Before you begin your search for grant applications it should be noted, first and foremost, that all grant applications are free grant applications. Foundations exist to fund projects. Foundations actually want to give you their money.
Where to Find Funding
The first step in applying for grant funding for a nonprofit is to identify grant programs that may be a good fit for your organization. There are many places to look for funding programs, and the opportunities that are available to you will depend greatly on the the nonprofit's mission and where it is located.

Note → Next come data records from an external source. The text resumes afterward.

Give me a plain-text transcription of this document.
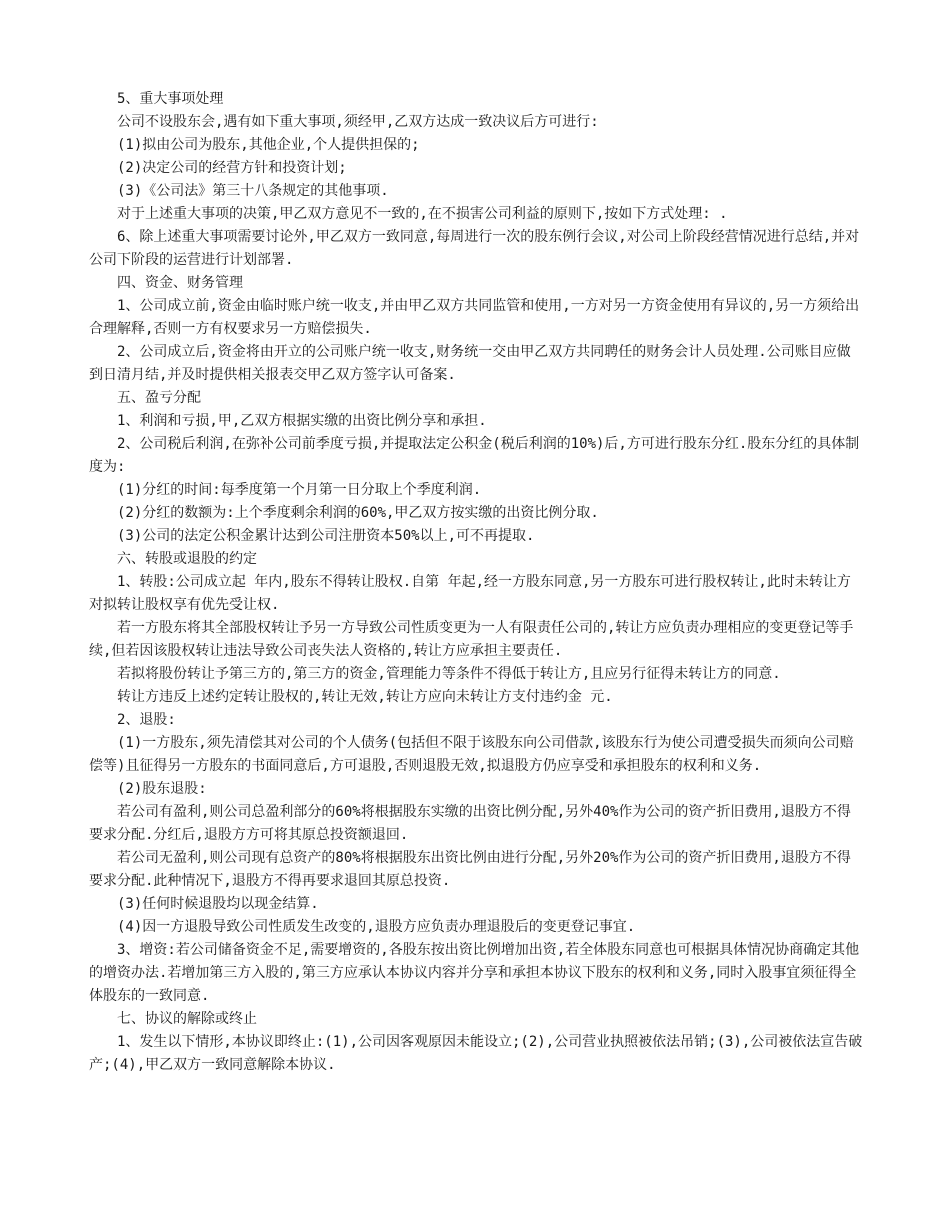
5、重大事项处理

公司不设股东会,遇有如下重大事项,须经甲,乙双方达成一致决议后方可进行:

(1)拟由公司为股东,其他企业,个人提供担保的;

(2)决定公司的经营方针和投资计划;

(3)《公司法》第三十八条规定的其他事项.

对于上述重大事项的决策,甲乙双方意见不一致的,在不损害公司利益的原则下,按如下方式处理: .

6、除上述重大事项需要讨论外,甲乙双方一致同意,每周进行一次的股东例行会议,对公司上阶段经营情况进行总结,并对公司下阶段的运营进行计划部署.

四、资金、财务管理

1、公司成立前,资金由临时账户统一收支,并由甲乙双方共同监管和使用,一方对另一方资金使用有异议的,另一方须给出合理解释,否则一方有权要求另一方赔偿损失.

2、公司成立后,资金将由开立的公司账户统一收支,财务统一交由甲乙双方共同聘任的财务会计人员处理.公司账目应做到日清月结,并及时提供相关报表交甲乙双方签字认可备案.

五、盈亏分配

1、利润和亏损,甲,乙双方根据实缴的出资比例分享和承担.

2、公司税后利润,在弥补公司前季度亏损,并提取法定公积金(税后利润的10%)后,方可进行股东分红.股东分红的具体制度为:

(1)分红的时间:每季度第一个月第一日分取上个季度利润.

(2)分红的数额为:上个季度剩余利润的60%,甲乙双方按实缴的出资比例分取.

(3)公司的法定公积金累计达到公司注册资本50%以上,可不再提取.

六、转股或退股的约定

1、转股:公司成立起 年内,股东不得转让股权.自第 年起,经一方股东同意,另一方股东可进行股权转让,此时未转让方对拟转让股权享有优先受让权.

若一方股东将其全部股权转让予另一方导致公司性质变更为一人有限责任公司的,转让方应负责办理相应的变更登记等手续,但若因该股权转让违法导致公司丧失法人资格的,转让方应承担主要责任.

若拟将股份转让予第三方的,第三方的资金,管理能力等条件不得低于转让方,且应另行征得未转让方的同意.

转让方违反上述约定转让股权的,转让无效,转让方应向未转让方支付违约金 元.

2、退股:

(1)一方股东,须先清偿其对公司的个人债务(包括但不限于该股东向公司借款,该股东行为使公司遭受损失而须向公司赔偿等)且征得另一方股东的书面同意后,方可退股,否则退股无效,拟退股方仍应享受和承担股东的权利和义务.

(2)股东退股:

若公司有盈利,则公司总盈利部分的60%将根据股东实缴的出资比例分配,另外40%作为公司的资产折旧费用,退股方不得要求分配.分红后,退股方方可将其原总投资额退回.

若公司无盈利,则公司现有总资产的80%将根据股东出资比例由进行分配,另外20%作为公司的资产折旧费用,退股方不得要求分配.此种情况下,退股方不得再要求退回其原总投资.

(3)任何时候退股均以现金结算.

(4)因一方退股导致公司性质发生改变的,退股方应负责办理退股后的变更登记事宜.

3、增资:若公司储备资金不足,需要增资的,各股东按出资比例增加出资,若全体股东同意也可根据具体情况协商确定其他的增资办法.若增加第三方入股的,第三方应承认本协议内容并分享和承担本协议下股东的权利和义务,同时入股事宜须征得全体股东的一致同意.

七、协议的解除或终止

1、发生以下情形,本协议即终止:(1),公司因客观原因未能设立;(2),公司营业执照被依法吊销;(3),公司被依法宣告破产;(4),甲乙双方一致同意解除本协议.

The Grants.gov website provides a searchable database of grant programs available through various federal government agencies. You can search by agency or by category, which makes it easy to quickly search for funding opportunities that are consistent with the mission of your organization. Once you become a registered user, you can apply for free grants online and track the status of the requests you submit via the site.

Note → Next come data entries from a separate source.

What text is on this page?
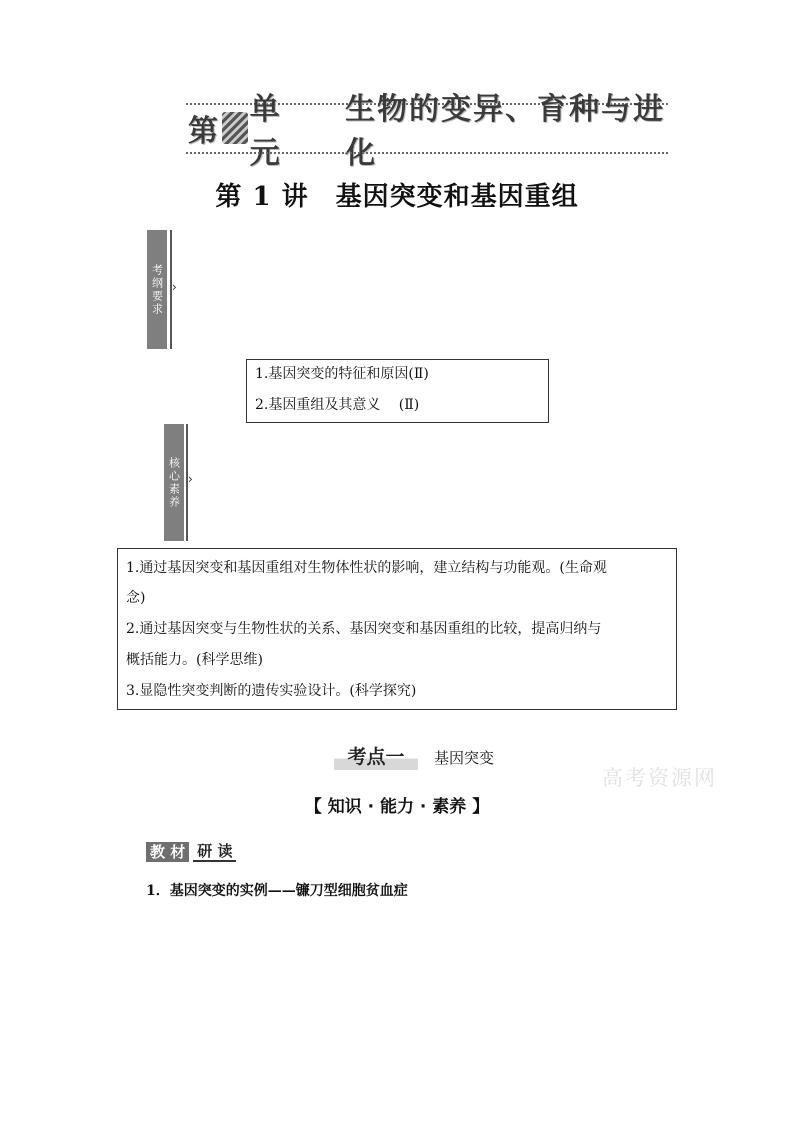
第
单元
生物的变异、育种与进化
第 1 讲　基因突变和基因重组
考纲要求 ›
1.基因突变的特征和原因(Ⅱ)
2.基因重组及其意义　 (Ⅱ)
核心素养 ›
1.通过基因突变和基因重组对生物体性状的影响，建立结构与功能观。(生命观
念)
2.通过基因突变与生物性状的关系、基因突变和基因重组的比较，提高归纳与
概括能力。(科学思维)
3.显隐性突变判断的遗传实验设计。(科学探究)
考点一	基因突变
高考资源网
【 知识 · 能力 · 素养 】
教 材 研 读
1．基因突变的实例——镰刀型细胞贫血症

Apply for a grant you find on Grants.gov through their application on their website. Note that you'll have to download the application and fill it out offline, but you can submit it online after you register. The application comes with step by step directions.
Government Agency Websites
In addition to posting funding opportunities in the Grants.gov database, individual government agencies often post requests for proposals on their websites. There may be some duplication between what you find on agency sites and what is published on Grants.gov, but you may also find programs published in one place that are not listed on the other.
A few examples are:
To identify programs available through other agencies, do an Internet search for the title of the agency you are interested in paired with the word "grants." This will likely lead you to a web page where current available opportunities are published.
Council on Foundations
It's likely that there is a community foundation in your area that oversees a number of grant making programs. Check local listings in your area, or search the online locator on the Council on Foundations to look for foundations by region.
Additionally, if you feel that foundations are likely to provide an excellent resource for funding for your organization, you may want to consider subscribing to The Foundation Center's Foundation Directory Online. Access to the directory is fee based, with monthly plans starting as low as $19.95 per month. If you choose to subscribe, you'll have access to a database of 10,000 of the top United States-based foundations.
The directory is an excellent resource for researching grant opportunities available from foundations. It includes indexed profiles with current information about the funders and allows users to run and export searches based on specific criteria, including geographic location and congressional district.
The Foundation Center's headquarters are in New York City with field offices in Cleveland, San Francisco and Washington, D.C. If you can visit an office in one of those cities you will find:
- Information on hundreds of foundations
- Workshops for grant writers and for those seeking money
- Grant applications and guidelines
- Helpful staff to answer any question you have
- Records of past grants made by various foundations
If the organization you work with has an arts-oriented mission, grant opportunities may be available from the National Endowment for the Arts.
In addition, you may find funding opportunities through local state agencies. To find state agencies that may have funds to offer support to arts projects, visit the National Assembly of State Art Agency websites. While NASAA does not give grants to individuals, they do list state agencies that have funding support.
Successfully Applying for Grants
Getting grant money is about matching your organization's mission with a grant maker's mission. According to an article in the Chronicle of Philanthropy, many proposals are rejected simply because the proposal doesn't match a company's initiatives. However, assuming that your mission matches the mission of where you're seeking a grant, there are a few hints that can help in your funding endeavors.
Gather Your Information
Before you even start applying for grants, gather your information. While you may apply somewhere that requires additional information, the following is fairly standard to all grant making agencies.
- Copy of tax status from the Internal Revenue Service
- Audited tax records from the previous year
- Brief description of your organization, its mission and the goal of the project
- Specific funding request which will include a line item budget for the project
- A detailed description of how the money will be used
- A description and bio of the key staff members running the project
In some cases the foundation may make specific requests such as a media presentation of your program or program brochures.
The Common Grant Form
Obtain a copy of the common grant form your grant maker uses. The idea is that you fill out one common application and submit it to multiple grant making foundations. A common application form can simplify the process when you are looking for funding.
Once you put it together, you can submit it to any foundation that accepts the common form, thus streamlining your funding search. However, you do need to do your homework and research the foundation to which you are applying for funds. Make sure that the foundation accepts the common form you have put together.
Tips on Applying for a Grant
- It's important to remember that any company or person who asks you to pay for a grant application is a scam. All grant applications are free because foundations exist to give you money.
- Make sure to read and follow the directions that the grant maker offers. Even if they accept the common form, make sure and follow any special directions given.
- It's helpful to put together a general file folder for grant applications. It should contain tax information, your organization's mission and vision statements and any statistics that would be helpful in demonstrating your organization's relevance to the community at large.
- Read carefully about what the foundation is interested in funding. Make sure that your organization is a good match for their funding priorities.
Diligence Is Usually Rewarded
If at first you don't succeed: try, try and try again. Don't be discouraged if you're turned down. There are hundreds of foundations that are looking for projects to fund - it's only a matter of finding the right opportunity for you.